Mr F W de Klerk’s pragmatism redounds to his eternal credit
News of the death of Mr F W de Klerk, the last white South African president, will have triggered memories of all sorts for those old enough to remember.
A son of the conservative establishment, which created and nurtured the racist, fascist system of Apartheid, Mr de Klerk evolved to partner with the late, legendary Mr Nelson Mandela in dismantling that evil system and igniting democracy in South Africa.
Younger Jamaicans should appreciate that Apartheid wasn’t just about racial separation and discrimination as it is often mistaken to mean.
It was, in fact, a system of laws which elevated whites above and separate from all other races — who were also separated — with blacks at the bottom, as menial workers and labourers, ‘hewers of wood and drawers of water’.
South African whites were comforted by religious affirmation of Apartheid. The largest white establishment church in South Africa, the Dutch Reformed Church, provided ideological sanction for racial segregation. That view upheld whites as the dominant race as part of a natural order.
Under Apartheid, whites who were a small minority relative to the black and coloured population, owned the bulk of arable land. Blacks were officially relegated to so-called homelands, though the need for cheap labour meant they were facilitated in shanty towns close to major cities and industrial centres.
Blacks were not allowed to vote in South African parliamentary elections.
The system enforced separate schools for the various races with the best education reserved for whites. Mixed-race marriages or sexual relations involving people of different races weren’t just taboo. Such an offence was a crime, punishable by jail sentences that could last years.
To move about in their native land, black South Africans needed to show special passes.
Under Apartheid, which was formalised and expanded in 1949, the South African police had unfettered power and committed wide-ranging abuse, including mass murder, against the black majority.
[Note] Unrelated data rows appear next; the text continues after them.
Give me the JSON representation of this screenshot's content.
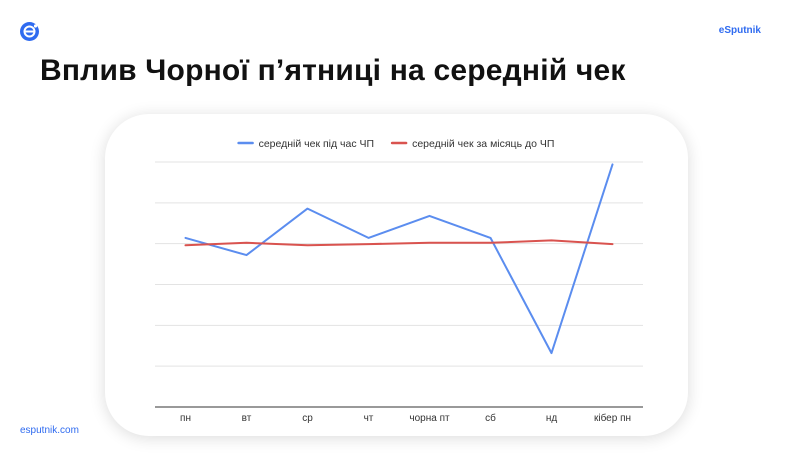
{
  "brand": {
    "name": "eSputnik",
    "url": "esputnik.com",
    "accent": "#2F6BF0"
  },
  "slide": {
    "title": "Вплив Чорної п’ятниці на середній чек"
  },
  "chart_data": {
    "type": "line",
    "title": "",
    "xlabel": "",
    "ylabel": "",
    "categories": [
      "пн",
      "вт",
      "ср",
      "чт",
      "чорна пт",
      "сб",
      "нд",
      "кібер пн"
    ],
    "ylim": [
      0,
      10
    ],
    "y_tick_labels_visible": false,
    "grid": true,
    "legend_position": "top",
    "series": [
      {
        "name": "середній чек під час ЧП",
        "color": "#5B8DEF",
        "values": [
          6.9,
          6.2,
          8.1,
          6.9,
          7.8,
          6.9,
          2.2,
          9.9
        ]
      },
      {
        "name": "середній чек за місяць до ЧП",
        "color": "#D9534F",
        "values": [
          6.6,
          6.7,
          6.6,
          6.65,
          6.7,
          6.7,
          6.8,
          6.65
        ]
      }
    ]
  }
}
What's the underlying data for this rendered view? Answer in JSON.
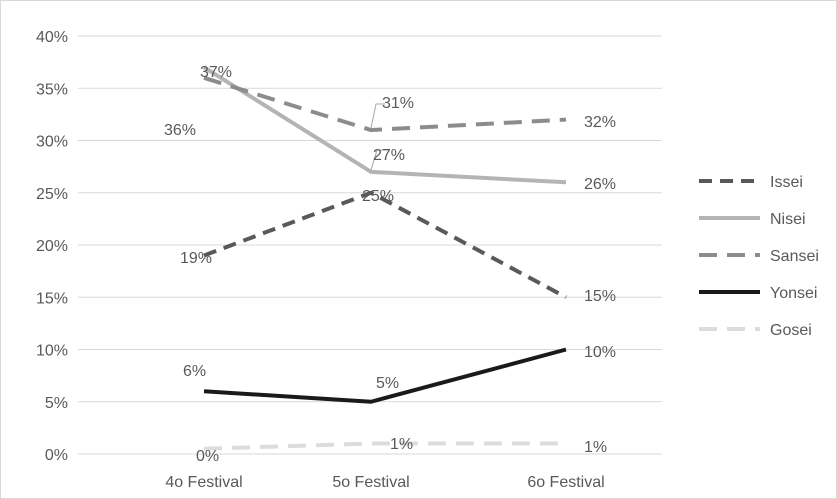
{
  "chart_data": {
    "type": "line",
    "categories": [
      "4o Festival",
      "5o Festival",
      "6o Festival"
    ],
    "ylim": [
      0,
      40
    ],
    "y_ticks": [
      0,
      5,
      10,
      15,
      20,
      25,
      30,
      35,
      40
    ],
    "y_tick_labels": [
      "0%",
      "5%",
      "10%",
      "15%",
      "20%",
      "25%",
      "30%",
      "35%",
      "40%"
    ],
    "grid": true,
    "legend_position": "right",
    "series": [
      {
        "name": "Issei",
        "values": [
          19,
          25,
          15
        ],
        "labels": [
          "19%",
          "25%",
          "15%"
        ],
        "color": "#595959",
        "style": "dash"
      },
      {
        "name": "Nisei",
        "values": [
          37,
          27,
          26
        ],
        "labels": [
          "37%",
          "27%",
          "26%"
        ],
        "color": "#b4b4b4",
        "style": "solid"
      },
      {
        "name": "Sansei",
        "values": [
          36,
          31,
          32
        ],
        "labels": [
          "36%",
          "31%",
          "32%"
        ],
        "color": "#8c8c8c",
        "style": "dash"
      },
      {
        "name": "Yonsei",
        "values": [
          6,
          5,
          10
        ],
        "labels": [
          "6%",
          "5%",
          "10%"
        ],
        "color": "#1a1a1a",
        "style": "solid"
      },
      {
        "name": "Gosei",
        "values": [
          0.5,
          1,
          1
        ],
        "labels": [
          "0%",
          "1%",
          "1%"
        ],
        "color": "#dcdcdc",
        "style": "dash"
      }
    ]
  }
}
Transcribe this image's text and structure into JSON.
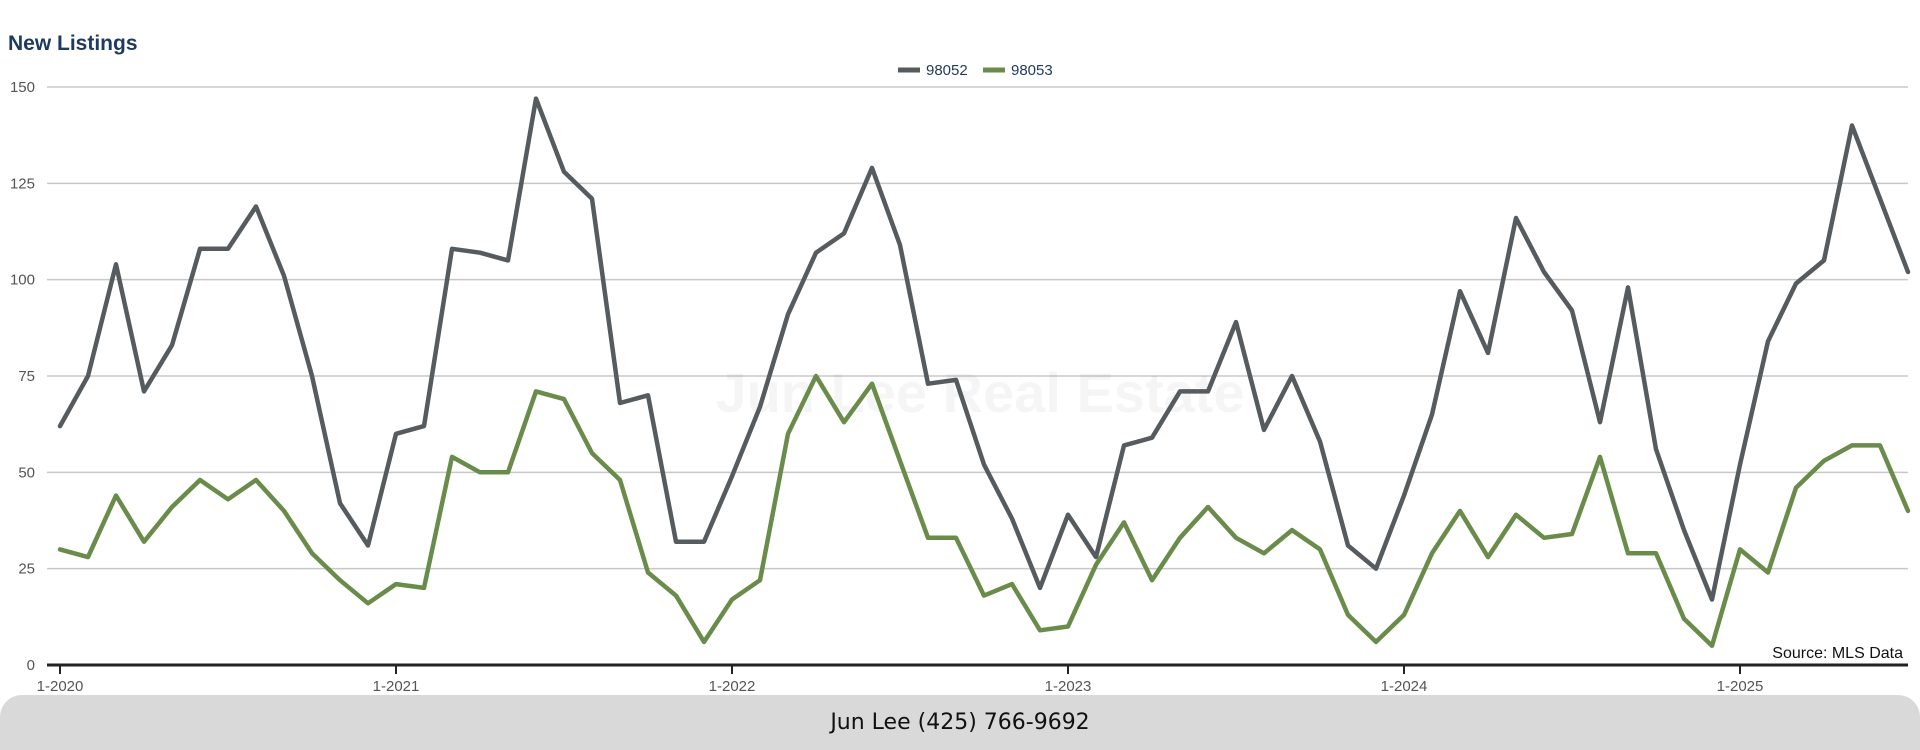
{
  "chart_data": {
    "type": "line",
    "title": "New Listings",
    "xlabel": "",
    "ylabel": "",
    "ylim": [
      0,
      150
    ],
    "yticks": [
      0,
      25,
      50,
      75,
      100,
      125,
      150
    ],
    "xtick_labels": [
      "1-2020",
      "1-2021",
      "1-2022",
      "1-2023",
      "1-2024",
      "1-2025"
    ],
    "xtick_months": [
      "2020-01",
      "2021-01",
      "2022-01",
      "2023-01",
      "2024-01",
      "2025-01"
    ],
    "x_start": "2020-01",
    "x_end": "2025-07",
    "grid": true,
    "legend_position": "top-center",
    "series": [
      {
        "name": "98052",
        "color": "#555b5e",
        "values": [
          62,
          75,
          104,
          71,
          83,
          108,
          108,
          119,
          101,
          75,
          42,
          31,
          60,
          62,
          108,
          107,
          105,
          147,
          128,
          121,
          68,
          70,
          32,
          32,
          49,
          67,
          91,
          107,
          112,
          129,
          109,
          73,
          74,
          52,
          38,
          20,
          39,
          28,
          57,
          59,
          71,
          71,
          89,
          61,
          75,
          58,
          31,
          25,
          44,
          65,
          97,
          81,
          116,
          102,
          92,
          63,
          98,
          56,
          35,
          17,
          52,
          84,
          99,
          105,
          140,
          121,
          102
        ]
      },
      {
        "name": "98053",
        "color": "#6a8c4a",
        "values": [
          30,
          28,
          44,
          32,
          41,
          48,
          43,
          48,
          40,
          29,
          22,
          16,
          21,
          20,
          54,
          50,
          50,
          71,
          69,
          55,
          48,
          24,
          18,
          6,
          17,
          22,
          60,
          75,
          63,
          73,
          53,
          33,
          33,
          18,
          21,
          9,
          10,
          26,
          37,
          22,
          33,
          41,
          33,
          29,
          35,
          30,
          13,
          6,
          13,
          29,
          40,
          28,
          39,
          33,
          34,
          54,
          29,
          29,
          12,
          5,
          30,
          24,
          46,
          53,
          57,
          57,
          40
        ]
      }
    ],
    "watermark": "Jun Lee Real Estate",
    "source": "Source: MLS Data"
  },
  "footer": {
    "contact": "Jun Lee (425) 766-9692"
  }
}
As far back as 1956, while still a British colony, Jamaica, under the leadership of Mr Norman Manley, led the way in shunning Apartheid South Africa, becoming only the second country behind India to break trade and travel links.
In time, South Africa was increasingly isolated with economic and other sanctions mandated by the UN. Even traditionally friendly Western powers, including the US, distanced themselves.
By the 1970s and 80s, the increasingly activist role of the African National Congress (ANC) — politically and militarily — buttressed by the sweeping liberation movement across southern Africa, was creating an even greater problem.
It was against that backdrop that the pragmatic Mr de Klerk flew in the face of everything he had represented to stun the world by rejecting Apartheid.
Mr Mandela — who had been in prison for 27 years on trumped-up, politically-motivated charges — was set free in February 1990 to join in the transition process. That culminated in Mr Mandela and the ANC being elected to power in 1994 — the first-ever democratic national election in South Africa — and the sidelining of Mr de Klerk’s Nationalist Party.
Mr de Klerk’s actions were undoubtedly motivated more by realism than anything else. But to the extent that he had the wherewithal and courage to turn against his own socialisation and conditioning, to reject racist, fascist ideology and embrace democracy, redounds to his eternal credit.